The Fifth US Circuit Court of Appeals rejected Banks's appeal last year, citing those same federalism grounds. The court also ruled that the deceptive statements by prosecutors and witnesses at Banks's trial, and the alleged ineffectiveness of Banks's counsel, did not rise to a level necessary to invalidate the death sentence.

Banks was convicted of the 1980 murder of Richard Whitehead, who was found shot dead in a park near Nash, Texas.

At the center of Banks's appeal is the failure of prosecutors to disclose fully contacts and cooperation between prosecutors and two key trial witnesses, Charles Cook and Robert Farr.

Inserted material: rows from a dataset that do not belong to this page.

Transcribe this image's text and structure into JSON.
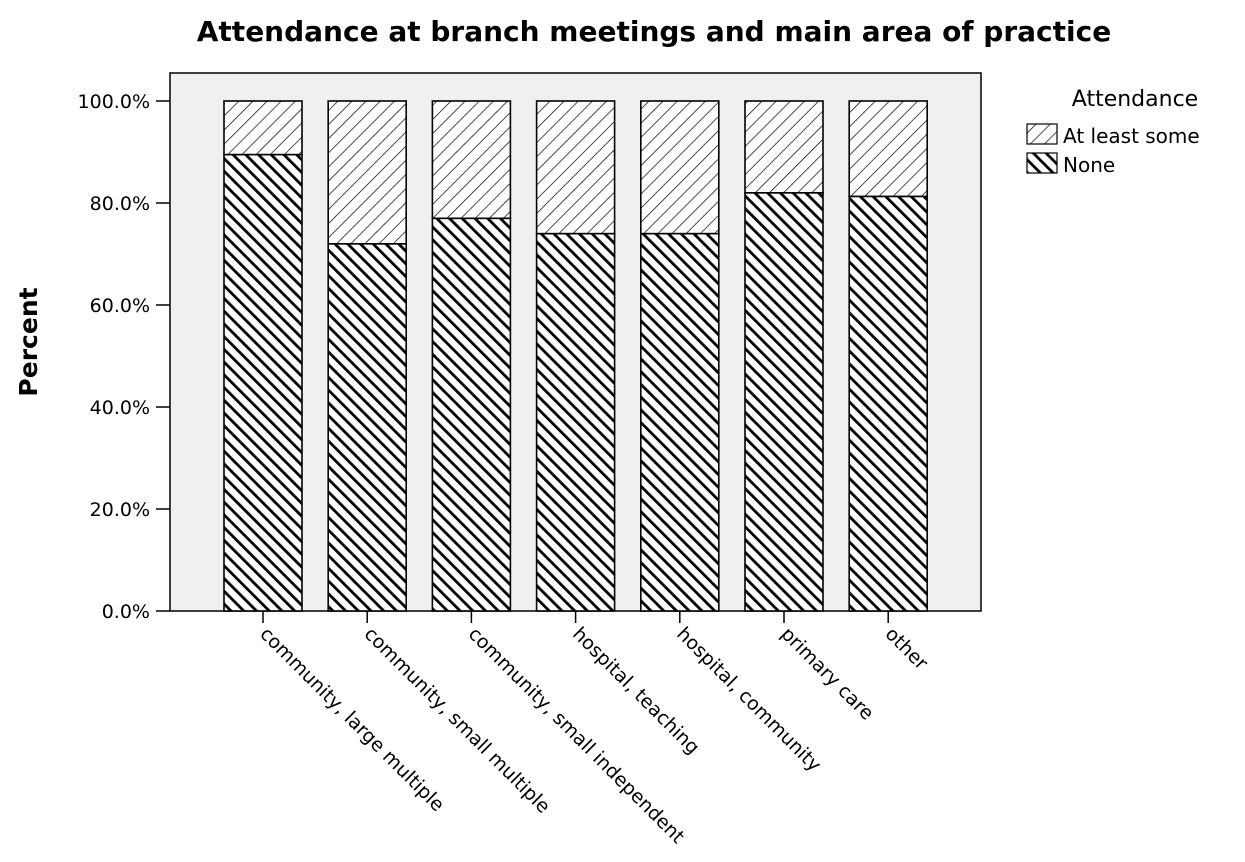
{
  "chart_data": {
    "type": "bar",
    "stacked": true,
    "title": "Attendance at branch meetings and main area of practice",
    "xlabel": "",
    "ylabel": "Percent",
    "ylim": [
      0,
      100
    ],
    "y_ticks": [
      "0.0%",
      "20.0%",
      "40.0%",
      "60.0%",
      "80.0%",
      "100.0%"
    ],
    "grid": false,
    "categories": [
      "community, large multiple",
      "community, small multiple",
      "community, small independent",
      "hospital, teaching",
      "hospital, community",
      "primary care",
      "other"
    ],
    "legend": {
      "title": "Attendance",
      "placement": "top-right"
    },
    "series": [
      {
        "name": "None",
        "pattern": "dense-dark-diagonal",
        "values": [
          89.5,
          72.0,
          77.0,
          74.0,
          74.0,
          82.0,
          81.3
        ]
      },
      {
        "name": "At least some",
        "pattern": "light-diagonal",
        "values": [
          10.5,
          28.0,
          23.0,
          26.0,
          26.0,
          18.0,
          18.7
        ]
      }
    ],
    "colors": {
      "plot_background": "#f0f0f0",
      "bar_stroke": "#000000"
    }
  }
}
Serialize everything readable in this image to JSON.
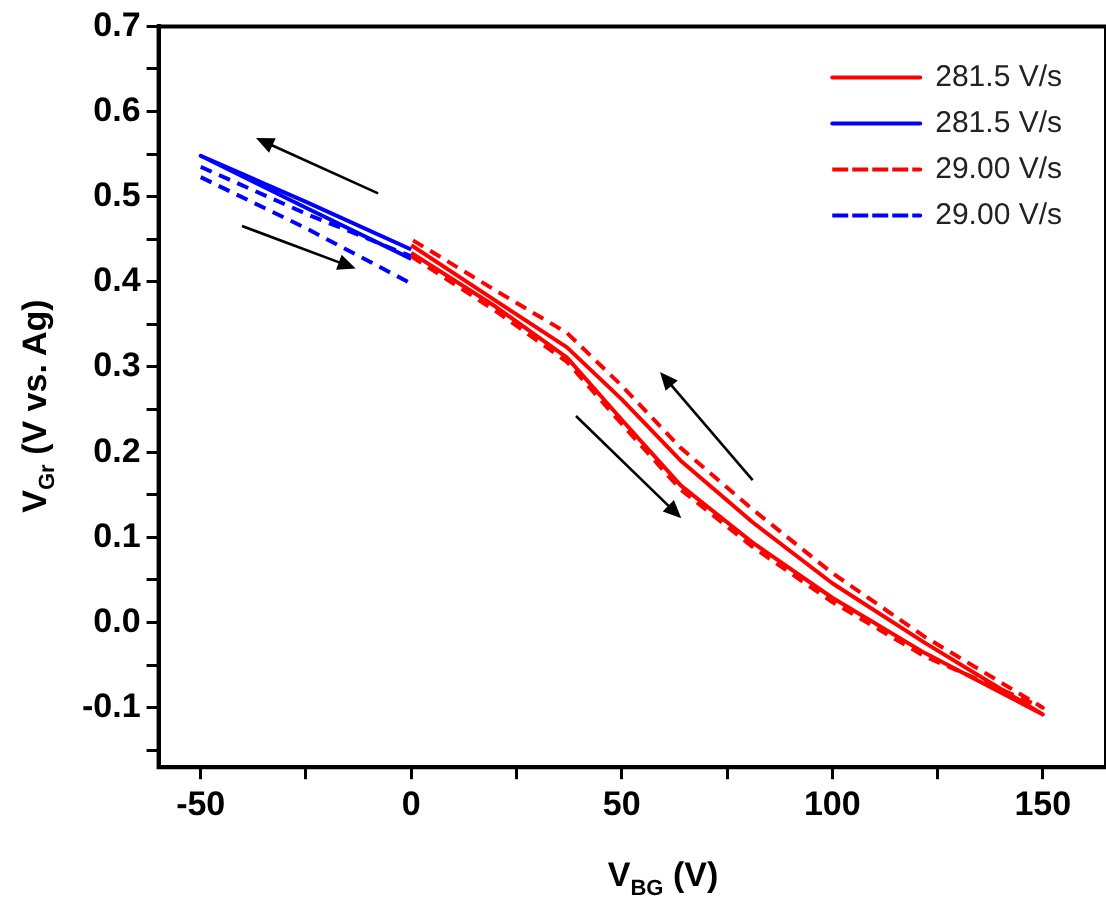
{
  "chart_data": {
    "type": "line",
    "xlabel": "V$_{BG}$ (V)",
    "ylabel": "V$_{Gr}$ (V vs. Ag)",
    "xlim": [
      -60,
      165
    ],
    "ylim": [
      -0.17,
      0.7
    ],
    "xticks": [
      -50,
      {
        "value": -25,
        "label": null
      },
      0,
      {
        "value": 25,
        "label": null
      },
      50,
      {
        "value": 75,
        "label": null
      },
      100,
      {
        "value": 125,
        "label": null
      },
      150
    ],
    "yticks": [
      {
        "value": -0.15,
        "label": null
      },
      -0.1,
      {
        "value": -0.05,
        "label": null
      },
      {
        "value": 0,
        "label": "0.0"
      },
      {
        "value": 0.05,
        "label": null
      },
      0.1,
      {
        "value": 0.15,
        "label": null
      },
      0.2,
      {
        "value": 0.25,
        "label": null
      },
      0.3,
      {
        "value": 0.35,
        "label": null
      },
      0.4,
      {
        "value": 0.45,
        "label": null
      },
      0.5,
      {
        "value": 0.55,
        "label": null
      },
      0.6,
      {
        "value": 0.65,
        "label": null
      },
      0.7
    ],
    "grid": false,
    "legend": "top right",
    "marker": "none",
    "series": [
      {
        "name": "281.5 V/s",
        "color": "#ff0000",
        "line_style": "solid",
        "x": [
          0,
          20,
          37,
          50,
          64,
          81,
          100,
          122,
          150,
          122,
          100,
          81,
          64,
          50,
          37,
          20,
          0
        ],
        "values": [
          0.434,
          0.371,
          0.311,
          0.238,
          0.161,
          0.094,
          0.029,
          -0.036,
          -0.108,
          -0.024,
          0.046,
          0.118,
          0.19,
          0.262,
          0.323,
          0.378,
          0.443
        ]
      },
      {
        "name": "281.5 V/s",
        "color": "#0000ff",
        "line_style": "solid",
        "x": [
          0,
          -25,
          -50,
          -25,
          0
        ],
        "values": [
          0.427,
          0.487,
          0.548,
          0.494,
          0.438
        ]
      },
      {
        "name": "29.00 V/s",
        "color": "#ff0000",
        "line_style": "dashed",
        "x": [
          0,
          20,
          37,
          50,
          64,
          81,
          100,
          122,
          150,
          122,
          100,
          81,
          64,
          50,
          37,
          20,
          0
        ],
        "values": [
          0.43,
          0.366,
          0.306,
          0.233,
          0.156,
          0.089,
          0.024,
          -0.04,
          -0.1,
          -0.017,
          0.058,
          0.133,
          0.205,
          0.278,
          0.34,
          0.39,
          0.45
        ]
      },
      {
        "name": "29.00 V/s",
        "color": "#0000ff",
        "line_style": "dashed",
        "x": [
          -50,
          -25,
          0
        ],
        "values": [
          0.523,
          0.463,
          0.398
        ]
      },
      {
        "color": "#0000ff",
        "line_style": "dashed",
        "x": [
          -50,
          -25,
          0
        ],
        "values": [
          0.535,
          0.48,
          0.43
        ]
      }
    ]
  }
}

The issue of prior contact is potentially important in a trial because jurors are expected to consider whether witnesses have received benefits or faced threats from authorities.

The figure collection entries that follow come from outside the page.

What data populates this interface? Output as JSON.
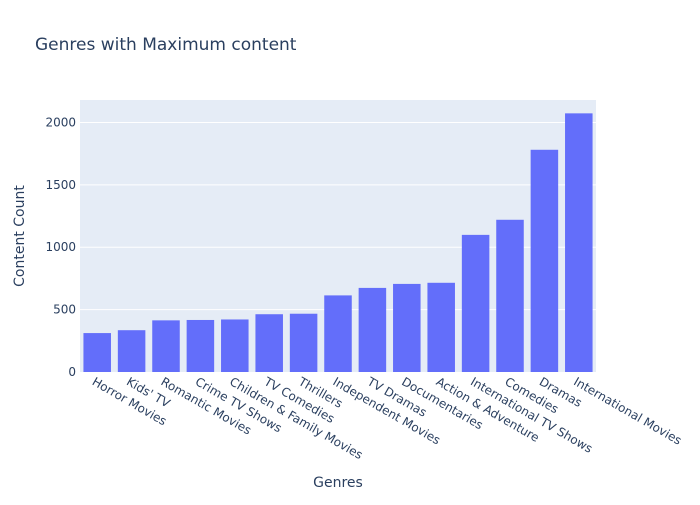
{
  "chart_data": {
    "type": "bar",
    "title": "Genres with Maximum content",
    "xlabel": "Genres",
    "ylabel": "Content Count",
    "ylim": [
      0,
      2180
    ],
    "yticks": [
      0,
      500,
      1000,
      1500,
      2000
    ],
    "grid": true,
    "categories": [
      "Horror Movies",
      "Kids' TV",
      "Romantic Movies",
      "Crime TV Shows",
      "Children & Family Movies",
      "TV Comedies",
      "Thrillers",
      "Independent Movies",
      "TV Dramas",
      "Documentaries",
      "Action & Adventure",
      "International TV Shows",
      "Comedies",
      "Dramas",
      "International Movies"
    ],
    "values": [
      312,
      335,
      414,
      417,
      421,
      463,
      467,
      614,
      674,
      706,
      715,
      1099,
      1220,
      1781,
      2073
    ],
    "colors": {
      "bar": "#636efa",
      "plot_bg": "#e5ecf6",
      "grid": "#ffffff",
      "text": "#2a3f5f"
    }
  }
}
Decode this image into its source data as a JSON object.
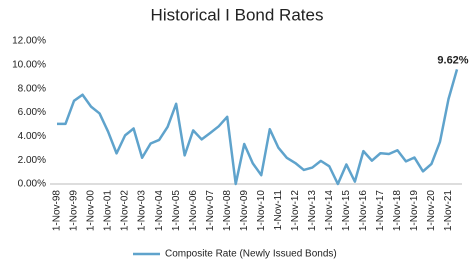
{
  "chart_data": {
    "type": "line",
    "title": "Historical I Bond Rates",
    "categories": [
      "1-Nov-98",
      null,
      "1-Nov-99",
      null,
      "1-Nov-00",
      null,
      "1-Nov-01",
      null,
      "1-Nov-02",
      null,
      "1-Nov-03",
      null,
      "1-Nov-04",
      null,
      "1-Nov-05",
      null,
      "1-Nov-06",
      null,
      "1-Nov-07",
      null,
      "1-Nov-08",
      null,
      "1-Nov-09",
      null,
      "1-Nov-10",
      null,
      "1-Nov-11",
      null,
      "1-Nov-12",
      null,
      "1-Nov-13",
      null,
      "1-Nov-14",
      null,
      "1-Nov-15",
      null,
      "1-Nov-16",
      null,
      "1-Nov-17",
      null,
      "1-Nov-18",
      null,
      "1-Nov-19",
      null,
      "1-Nov-20",
      null,
      "1-Nov-21",
      null
    ],
    "series": [
      {
        "name": "Composite Rate (Newly Issued Bonds)",
        "color": "#5fa3cc",
        "values": [
          5.05,
          5.05,
          6.98,
          7.49,
          6.49,
          5.92,
          4.4,
          2.57,
          4.08,
          4.66,
          2.2,
          3.4,
          3.7,
          4.8,
          6.73,
          2.4,
          4.5,
          3.74,
          4.28,
          4.84,
          5.64,
          0.0,
          3.36,
          1.74,
          0.74,
          4.6,
          3.06,
          2.2,
          1.76,
          1.18,
          1.38,
          1.94,
          1.48,
          0.0,
          1.64,
          0.2,
          2.76,
          1.96,
          2.58,
          2.52,
          2.83,
          1.9,
          2.22,
          1.06,
          1.68,
          3.54,
          7.12,
          9.62
        ],
        "value_labels": [
          null,
          null,
          null,
          null,
          null,
          null,
          null,
          null,
          null,
          null,
          null,
          null,
          null,
          null,
          null,
          null,
          null,
          null,
          null,
          null,
          null,
          null,
          null,
          null,
          null,
          null,
          null,
          null,
          null,
          null,
          null,
          null,
          null,
          null,
          null,
          null,
          null,
          null,
          null,
          null,
          null,
          null,
          null,
          null,
          null,
          null,
          null,
          "9.62%"
        ]
      }
    ],
    "ylim": [
      0,
      12
    ],
    "yticks": [
      {
        "value": 0,
        "label": "0.00%"
      },
      {
        "value": 2,
        "label": "2.00%"
      },
      {
        "value": 4,
        "label": "4.00%"
      },
      {
        "value": 6,
        "label": "6.00%"
      },
      {
        "value": 8,
        "label": "8.00%"
      },
      {
        "value": 10,
        "label": "10.00%"
      },
      {
        "value": 12,
        "label": "12.00%"
      }
    ],
    "grid": false,
    "legend": "bottom"
  }
}
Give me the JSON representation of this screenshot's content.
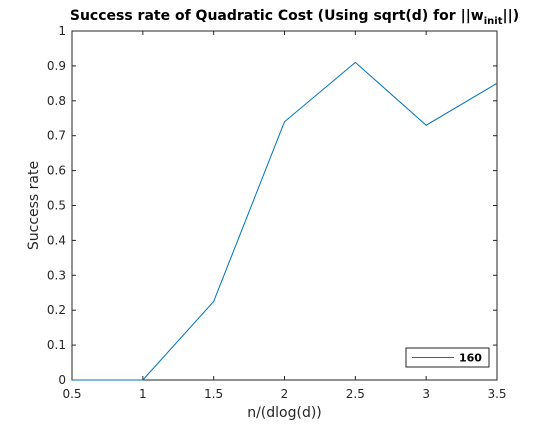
{
  "chart_data": {
    "type": "line",
    "title": "Success rate of Quadratic Cost (Using sqrt(d) for ||w",
    "title_subscript": "init",
    "title_suffix": "||)",
    "xlabel": "n/(dlog(d))",
    "ylabel": "Success rate",
    "xlim": [
      0.5,
      3.5
    ],
    "ylim": [
      0,
      1
    ],
    "xticks": [
      0.5,
      1,
      1.5,
      2,
      2.5,
      3,
      3.5
    ],
    "xtick_labels": [
      "0.5",
      "1",
      "1.5",
      "2",
      "2.5",
      "3",
      "3.5"
    ],
    "yticks": [
      0,
      0.1,
      0.2,
      0.3,
      0.4,
      0.5,
      0.6,
      0.7,
      0.8,
      0.9,
      1
    ],
    "ytick_labels": [
      "0",
      "0.1",
      "0.2",
      "0.3",
      "0.4",
      "0.5",
      "0.6",
      "0.7",
      "0.8",
      "0.9",
      "1"
    ],
    "grid": false,
    "legend_location": "bottom-right",
    "series": [
      {
        "name": "160",
        "color": "#0072BD",
        "x": [
          0.5,
          1,
          1.5,
          2,
          2.5,
          3,
          3.5
        ],
        "y": [
          0,
          0,
          0.225,
          0.74,
          0.91,
          0.73,
          0.85
        ]
      }
    ]
  }
}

Mr. Farr provided key testimony against Banks during the penalty phase of the trial, suggesting to jurors that Banks posed a threat of future dangerousness and thus should be executed. What neither Banks nor the jurors knew was that Farr was a paid police informant hired to help gather evidence against Banks. Nonetheless, during closing argument, the prosecutor told jurors that Farr had been "open and honest with you in every way."

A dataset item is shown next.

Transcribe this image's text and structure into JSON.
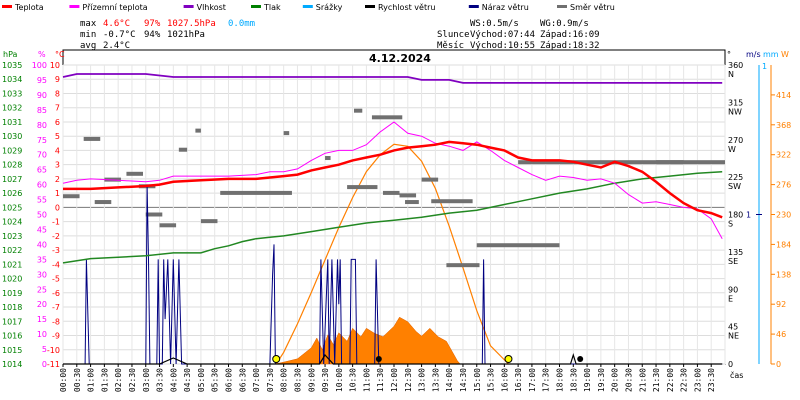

Mr. Cook's testimony was even more crucial to the state's case. He told jurors that Banks had confessed to having killed someone, that Banks asked Cook to get rid of a gun that turned out to be the murder weapon, and that Banks asked Cook to dispose of the victim's car.

When asked on cross-examination by Banks's lawyer whether he had previously discussed his testimony with authorities, Cook said no. Prosecutors knew the statement was false: They had in their files a 74-page transcript of Cook's pretrial preparation with authorities.

Cook's denial of involvement with authorities prevented the defense, and ultimately the jury, from learning that the prosecutors intervened in a pending arson case involving Cook. According to court documents, one month prior to Cook's testimony in the Banks trial the prosecutors filed habitual-offender charges against Cook in the arson case, a move that substantially increased his potential prison time if convicted. But after Cook's testimony against Banks, the arson case was dismissed.

During closing arguments, the prosecutor vouched for Cook. "Charles Cook brought you absolute truth," he said. And he added that state prosecutors "didn't hide anything with regard to any of these witnesses."

In an unusual move, six former state and federal judges, including former FBI Director William Sessions, filed a friend-of-the-court brief urging the justices to overturn the Fifth Circuit decision.

John Gibbons, former chief judge of the Third US Circuit Court of Appeals, is among the six who filed the brief. He says the Fifth Circuit's decision in the Banks case "simply shocked us."

"These are not a bunch of left-wing kooks who are trying to undermine the social order in Texas," Mr. Gibbons says of his fellow judges filing the brief. "A lot of them, like me, were appointed by Republican presidents."

The brief says in part: "The court of appeals treatment of these claims poses a significant threat to the fairness of future proceedings." It adds, "The questions presented in this case are ... of vital importance to all persons who are committed to ensuring fairness and accuracy in the administration of the death penalty."